Nur Kooperation statt einseitiger Konkurrenz bewahrt uns vor (Selbst-)Ausbeutung und lässt uns in einer sich rasant verändernden Arbeitswelt neue Arbeitsformen, Arbeitszeitverkürzung und auch einen neuen Blick auf die Wertschöpfung in der Gesellschaft andenken. Das, was jemand für die Gesellschaft leistet, muss danach beurteilt werden, welchen Beitrag zum Guten Leben für alle durch diese Leistung entsteht – Finanzieller Gewinn ist da eine sehr mangelhafte Messlatte. Viele solidarökonomische Betriebe haben sich auf den Weg gemacht, von Beteiligungsmöglichkeiten in der Landwirtschaft bis zu neuen Genossenschaftsmodellen, wie sie z.B. die Fairtrade-Bekleidungsinitiative „Göttin des Glücks“ gerade versucht.
Der Angst vor dem materiellen Abstieg der nächsten Generation müssen wir alle entgegenwirken, indem wir daran arbeiten, unser Wirtschaftssystem wieder vom Kopf auf die Füße zu stellen. Das Auseinandertriften der Vermögen und Einkommen hat auch in unserem Land abstruse Ausmaße angenommen. Wenn 1 % der Bevölkerung 40% des Gesamtvermögens besitzt, dann zerstört das unseren gesellschaftlichen Zusammenhalt. Es ist erwiesen, dass immer mehr Reichtum nicht glücklicher macht – Armut allerdings macht unglücklich. Dagegen müssen wir etwas unternehmen.
Es ist dringend nötig, dass wir lernen, Wirtschaft anders zu denken und den Arbeitsbegriff zu erweitern.

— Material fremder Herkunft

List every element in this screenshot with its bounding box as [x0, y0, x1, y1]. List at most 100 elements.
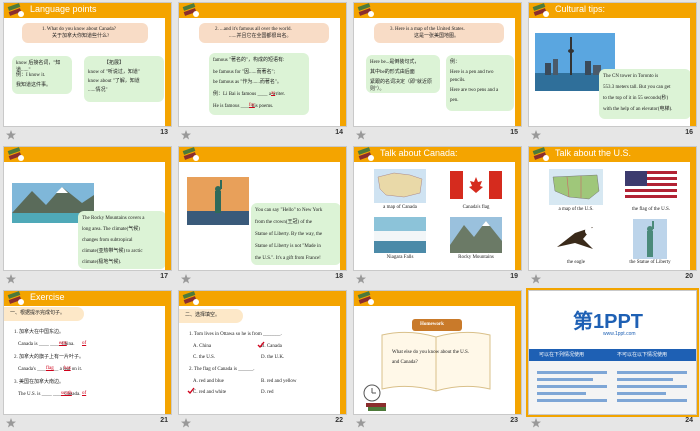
- caption-rocky-mountains: Rocky Mountains: [458, 255, 494, 260]
- slide-header: [179, 3, 346, 18]
- expl-line: Here be...是倒装句式，: [370, 60, 420, 65]
- slide-thumbnail-24[interactable]: 第1PPT www.1ppt.com 可以在下列情况使用 不可以在以下情况使用 …: [525, 288, 700, 431]
- slide-header: Talk about the U.S.: [529, 147, 696, 162]
- us-map-image: [549, 169, 603, 205]
- slide-thumbnail-23[interactable]: Homework What else do you know about the…: [350, 288, 525, 431]
- info-bar: 可以在下列情况使用 不可以在以下情况使用: [529, 349, 696, 361]
- section-text: 一、根据提示完成句子。: [10, 311, 66, 316]
- tip-line: with the help of an elevator(电梯).: [603, 107, 673, 112]
- slide-thumbnail-13[interactable]: Language points 1. What do you know abou…: [0, 0, 175, 144]
- star-icon: [531, 130, 541, 140]
- caption-us-map: a map of the U.S.: [558, 207, 594, 212]
- slide-thumbnail-14[interactable]: 2. ...and it's famous all over the world…: [175, 0, 350, 144]
- slide-header: Language points: [4, 3, 171, 18]
- slide-thumbnail-17[interactable]: The Rocky Mountains covers a long area. …: [0, 144, 175, 288]
- slide-16-content: Cultural tips: The CN tower in Toronto i…: [528, 2, 697, 127]
- books-logo-icon: [357, 291, 374, 305]
- ext-line: ......情况": [88, 88, 108, 93]
- answer: for: [249, 103, 255, 108]
- slide-number: 13: [160, 129, 168, 136]
- slide-footer: 18: [175, 271, 350, 287]
- star-icon: [356, 274, 366, 284]
- rocky-mountains-image: [450, 217, 502, 253]
- slide-footer: 13: [0, 127, 175, 143]
- slide-thumbnail-18[interactable]: You can say "Hello" to New York from the…: [175, 144, 350, 288]
- slide-footer: 20: [525, 271, 700, 287]
- slide-title: Exercise: [30, 292, 65, 302]
- choice-line: A. China: [193, 344, 212, 349]
- slide-thumbnail-19[interactable]: Talk about Canada: a map of Canada Canad…: [350, 144, 525, 288]
- slide-thumbnail-16[interactable]: Cultural tips: The CN tower in Toronto i…: [525, 0, 700, 144]
- canada-map-image: [374, 169, 426, 203]
- expl-line: 例：I know it.: [16, 73, 46, 78]
- slide-thumbnail-21[interactable]: Exercise 一、根据提示完成句子。 1. 加拿大在中国东边。 Canada…: [0, 288, 175, 431]
- question-box: 1. What do you know about Canada? 关于加拿大你…: [22, 23, 148, 43]
- canada-flag-image: [450, 171, 502, 199]
- star-icon: [6, 274, 16, 284]
- slide-thumbnail-15[interactable]: 3. Here is a map of the United States. 这…: [350, 0, 525, 144]
- slide-header: [179, 291, 346, 306]
- info-line: The Rocky Mountains covers a: [82, 216, 145, 221]
- choice-line: 2. The flag of Canada is ______.: [189, 367, 255, 372]
- star-icon: [531, 418, 541, 428]
- example-box: 例： Here is a pen and two pencils. Here a…: [446, 55, 514, 111]
- slide-number: 16: [685, 129, 693, 136]
- caption-niagara-falls: Niagara Falls: [386, 255, 414, 260]
- side-bar: [515, 147, 521, 270]
- ext-title: 【拓展】: [104, 61, 125, 66]
- info-line: from the crown(王冠) of the: [255, 220, 312, 225]
- answer: east: [59, 341, 67, 346]
- side-bar: [340, 147, 346, 270]
- books-logo-icon: [532, 3, 549, 17]
- tip-line: to the top of it in 55 seconds(秒): [603, 96, 669, 101]
- slide-18-content: You can say "Hello" to New York from the…: [178, 146, 347, 271]
- slide-number: 15: [510, 129, 518, 136]
- homework-question: and Canada?: [392, 360, 418, 365]
- check-mark-icon: [257, 341, 265, 349]
- slide-thumbnail-22[interactable]: 二、选择填空。 1. Tom lives in Ottawa so he is …: [175, 288, 350, 431]
- question-text: 2. ...and it's famous all over the world…: [215, 27, 292, 32]
- eagle-image: [553, 219, 599, 259]
- slide-number: 21: [160, 417, 168, 424]
- choice-line: D. the U.K.: [261, 355, 285, 360]
- star-icon: [356, 418, 366, 428]
- explanation-box: famous "著名的"，构成的短语有: be famous for "因...…: [209, 53, 309, 115]
- slide-number: 19: [510, 273, 518, 280]
- answer: has: [64, 366, 71, 371]
- info-line: Statue of Liberty. By the way, the: [255, 232, 323, 237]
- answer: as: [271, 91, 276, 96]
- info-line: the U.S.". It's a gift from France!: [255, 256, 321, 261]
- side-bar: [165, 3, 171, 126]
- section-label: 二、选择填空。: [179, 309, 243, 323]
- star-icon: [181, 130, 191, 140]
- slide-22-content: 二、选择填空。 1. Tom lives in Ottawa so he is …: [178, 290, 347, 415]
- slide-header: Cultural tips:: [529, 3, 696, 18]
- slide-header: Talk about Canada:: [354, 147, 521, 162]
- slide-footer: 17: [0, 271, 175, 287]
- side-bar: [340, 291, 346, 414]
- slide-footer: 16: [525, 127, 700, 143]
- info-right-list: [617, 367, 687, 411]
- caption-statue: the Statue of Liberty: [629, 260, 671, 265]
- niagara-falls-image: [374, 217, 426, 253]
- star-icon: [531, 274, 541, 284]
- question-text: 3. Here is a map of the United States.: [390, 27, 465, 32]
- star-icon: [181, 418, 191, 428]
- books-logo-icon: [7, 3, 24, 17]
- slide-17-content: The Rocky Mountains covers a long area. …: [3, 146, 172, 271]
- slide-header: [179, 147, 346, 162]
- statue-of-liberty-photo: [187, 177, 249, 225]
- slide-thumbnail-20[interactable]: Talk about the U.S. a map of the U.S. th…: [525, 144, 700, 288]
- info-line: You can say "Hello" to New York: [255, 208, 323, 213]
- slide-title: Cultural tips:: [555, 4, 606, 14]
- slide-title: Talk about Canada:: [380, 148, 458, 158]
- question-box: 2. ...and it's famous all over the world…: [199, 23, 329, 43]
- brand-area: 第1PPT www.1ppt.com: [529, 291, 696, 349]
- slide-number: 20: [685, 273, 693, 280]
- clock-books-icon: [363, 384, 386, 411]
- answer: flag: [46, 366, 54, 371]
- slide-footer: 22: [175, 415, 350, 431]
- star-icon: [6, 130, 16, 140]
- exercise-line: 3. 美国在加拿大南边。: [14, 380, 65, 385]
- expl-line: be famous as "作为......而著名"。: [213, 80, 282, 85]
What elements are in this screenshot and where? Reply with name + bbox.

Die Arbeit im Sozialbereich ist meist schlecht – oft auch gar nicht bezahlt – aber sie ermöglicht jenen die diese Arbeit tun ein erfülltes Leben und jenen, an und mit denen diese Arbeit getan wird, geglückte Teilhabe an der Gesellschaft. Das muss sich auch in der Entlohnung auswirken und es ist höchst an der Zeit, dass sowohl Männer wie auch Frauen sich gleichermaßen an dieser sozialen Arbeit beteiligen können.
Die Frage muss erlaubt sein „welche Arbeit nützt der Gesellschaft?“, damit die Überschätzung der Leistung in der Finanzwirtschaft und im digitalen Bereich korrigiert werden kann und in diesen Bereichen mehr Kontrolle ermöglicht wird. Die Initiative „christlich geht anders“, der sich bereits viele Menschen angeschlossen haben, hat es sich zur Aufgabe gestellt, Solidarität und die Option für die Armen als die Kernbotschaften unseres Glaubens wieder zu stärken. Unterstützen wir diese Initiative und mischen wir uns in die politische Diskussion ein, weil es um unser aller gutes Leben und um die Zukunft unserer Kinder geht.

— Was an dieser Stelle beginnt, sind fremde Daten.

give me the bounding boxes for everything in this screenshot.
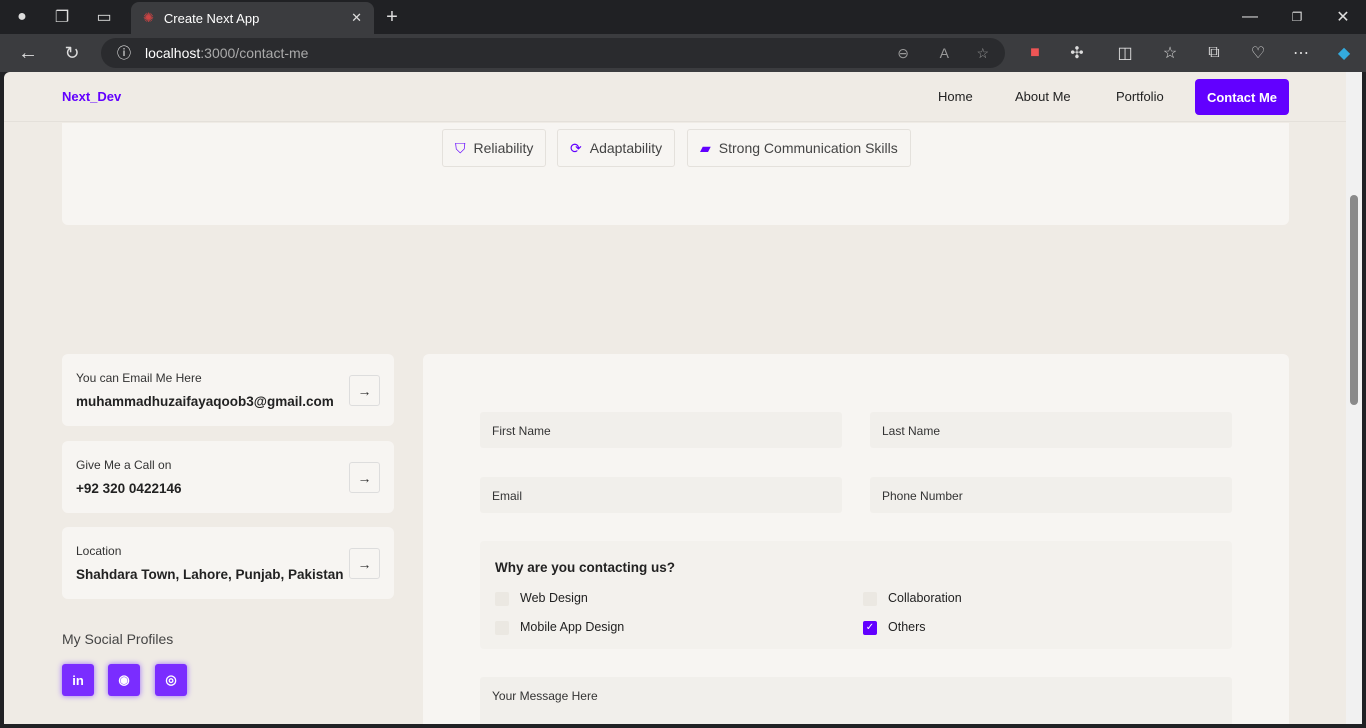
skill-label: Adaptability [589,140,663,156]
new-tab-icon[interactable]: + [378,3,406,31]
read-aloud-icon[interactable]: A [940,45,949,61]
skill-chip: ▰ Strong Communication Skills [687,129,911,167]
shield-icon: ⛉ [455,139,466,156]
github-icon[interactable]: ◉ [108,664,140,696]
favorites-icon[interactable]: ☆ [1156,39,1184,67]
back-icon[interactable]: ← [14,39,42,67]
tab-bar: ● ❐ ▭ ✺ Create Next App ✕ + — ❐ ✕ [0,0,1366,34]
email-card: You can Email Me Here muhammadhuzaifayaq… [62,354,394,426]
tab-title: Create Next App [163,10,260,26]
chat-check-icon: ▰ [700,139,711,156]
refresh-icon[interactable]: ↻ [58,39,86,67]
phone-input[interactable]: Phone Number [870,477,1232,513]
favicon-icon: ✺ [143,10,154,25]
logo[interactable]: Next_Dev [62,89,121,104]
instagram-icon[interactable]: ◎ [155,664,187,696]
location-arrow-button[interactable]: → [349,548,380,579]
contact-form: First Name Last Name Email Phone Number … [423,354,1289,724]
minimize-icon[interactable]: — [1236,3,1264,31]
url-path: :3000/contact-me [200,45,309,61]
social-title: My Social Profiles [62,631,174,647]
workspaces-icon[interactable]: ❐ [48,3,76,31]
favorite-star-icon[interactable]: ☆ [976,45,989,62]
skills-card [62,123,1289,225]
message-textarea[interactable]: Your Message Here [480,677,1232,724]
more-icon[interactable]: ⋯ [1287,39,1315,67]
scrollbar-thumb[interactable] [1350,195,1358,405]
page: Next_Dev Home About Me Portfolio Contact… [4,72,1346,724]
skill-chip: ⛉ Reliability [442,129,547,167]
skill-label: Strong Communication Skills [718,140,898,156]
option-label: Others [888,620,926,634]
close-window-icon[interactable]: ✕ [1329,3,1357,31]
extension-icon[interactable]: ■ [1021,39,1049,67]
collaboration-checkbox[interactable] [863,592,877,606]
location-card: Location Shahdara Town, Lahore, Punjab, … [62,527,394,599]
refresh-check-icon: ⟳ [570,139,582,156]
contact-me-button[interactable]: Contact Me [1195,79,1289,115]
reason-question: Why are you contacting us? [495,560,676,575]
nav-about[interactable]: About Me [1015,89,1071,104]
tab-actions-icon[interactable]: ▭ [90,3,118,31]
site-info-icon[interactable]: ⓘ [117,43,131,63]
phone-label: Give Me a Call on [76,458,172,472]
collections-icon[interactable]: ⧉ [1200,39,1228,67]
skill-label: Reliability [473,140,534,156]
address-bar[interactable]: ⓘ localhost:3000/contact-me ⊖ A ☆ [101,38,1005,68]
phone-card: Give Me a Call on +92 320 0422146 → [62,441,394,513]
navbar: Next_Dev Home About Me Portfolio Contact… [4,72,1346,122]
first-name-input[interactable]: First Name [480,412,842,448]
url-host: localhost [145,45,201,61]
extensions-icon[interactable]: ✣ [1063,39,1091,67]
email-value: muhammadhuzaifayaqoob3@gmail.com [76,394,334,409]
copilot-icon[interactable]: ◆ [1330,39,1358,67]
nav-portfolio[interactable]: Portfolio [1116,89,1164,104]
option-label: Mobile App Design [520,620,625,634]
phone-value: +92 320 0422146 [76,481,182,496]
option-label: Web Design [520,591,588,605]
option-label: Collaboration [888,591,962,605]
skill-chip: ⟳ Adaptability [557,129,676,167]
profile-icon[interactable]: ● [8,3,36,31]
location-value: Shahdara Town, Lahore, Punjab, Pakistan [76,567,344,582]
restore-icon[interactable]: ❐ [1283,3,1311,31]
email-label: You can Email Me Here [76,371,202,385]
zoom-icon[interactable]: ⊖ [897,45,909,62]
linkedin-icon[interactable]: in [62,664,94,696]
close-tab-icon[interactable]: ✕ [351,10,362,26]
mobile-app-design-checkbox[interactable] [495,621,509,635]
browser-tab[interactable]: ✺ Create Next App ✕ [131,2,374,34]
email-input[interactable]: Email [480,477,842,513]
browser-essentials-icon[interactable]: ♡ [1244,39,1272,67]
last-name-input[interactable]: Last Name [870,412,1232,448]
nav-home[interactable]: Home [938,89,973,104]
location-label: Location [76,544,122,558]
reason-group: Why are you contacting us? Web Design Co… [480,541,1232,649]
email-arrow-button[interactable]: → [349,375,380,406]
others-checkbox[interactable]: ✓ [863,621,877,635]
split-screen-icon[interactable]: ◫ [1111,39,1139,67]
web-design-checkbox[interactable] [495,592,509,606]
phone-arrow-button[interactable]: → [349,462,380,493]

Wenn wir uns fragen, was uns wirklich glücklich macht, so rangiert wahrscheinlich der Wunsch nach mehr Geld nur bei den wirklich Benachteiligten ganz weit vorne, alle anderen verbinden mit Glück ganz andere Vorstellungen – eine glückliche Familie, Zugang zu Kunst und Kultur, eine gesunde Umwelt, ein Wohnbereich, der Möglichkeiten für Begegnungen, Freizeitgestaltung und zum Feste feiern bietet, ohne dass dafür unbedingt etwas bezahlt werden muss, sichere öffentliche Räume. Ein ängstlich gehütetes großes Bankkonto ist hingegen oft hinderlich für den Lebensgenuss – weil es den Blick von den wirklichen Freuden ablenkt und die Angst es zu verlieren, die Lebensfreude einschränkt.
Gerade im Advent ist es an der Zeit, uns nicht von unseren Ängsten niederdrücken zu lassen, sondern die größere Hoffnung in uns zu nähren. „Tauet Himmel den Gerechten, Wolken regnet ihn herab“, diese Zeilen eines alten Liedes und so vieles was wir in diesen Wochen an prophetischen Worten und Mutmachliedern nicht nur in den Kirchen hören, geben Hoffnung wider jede Hoffnung, sind Kraftquelle und Stärkung damit wir unsere Ängste loslassen können und sie nicht Schaden an unserer Seele anrichten. Dann kann Weihnachten kommen und uns die große Freude für alle verkünden.
Traude Novy, Bloggerin
Vielen Dank für die Ermunterung!
Gut, dass Sie einen Anfang gemacht haben und Gleichgesinnte vereinen. Die Begleitung der Flüchtlinge ist fast wie ein Honigbrot im Vergleich mit den saturierten Christen unseres Umfeldes. Ich habe mit unseren anvertrauten Flüchtlingen ganz neue Formen der Zuwendung erleben können.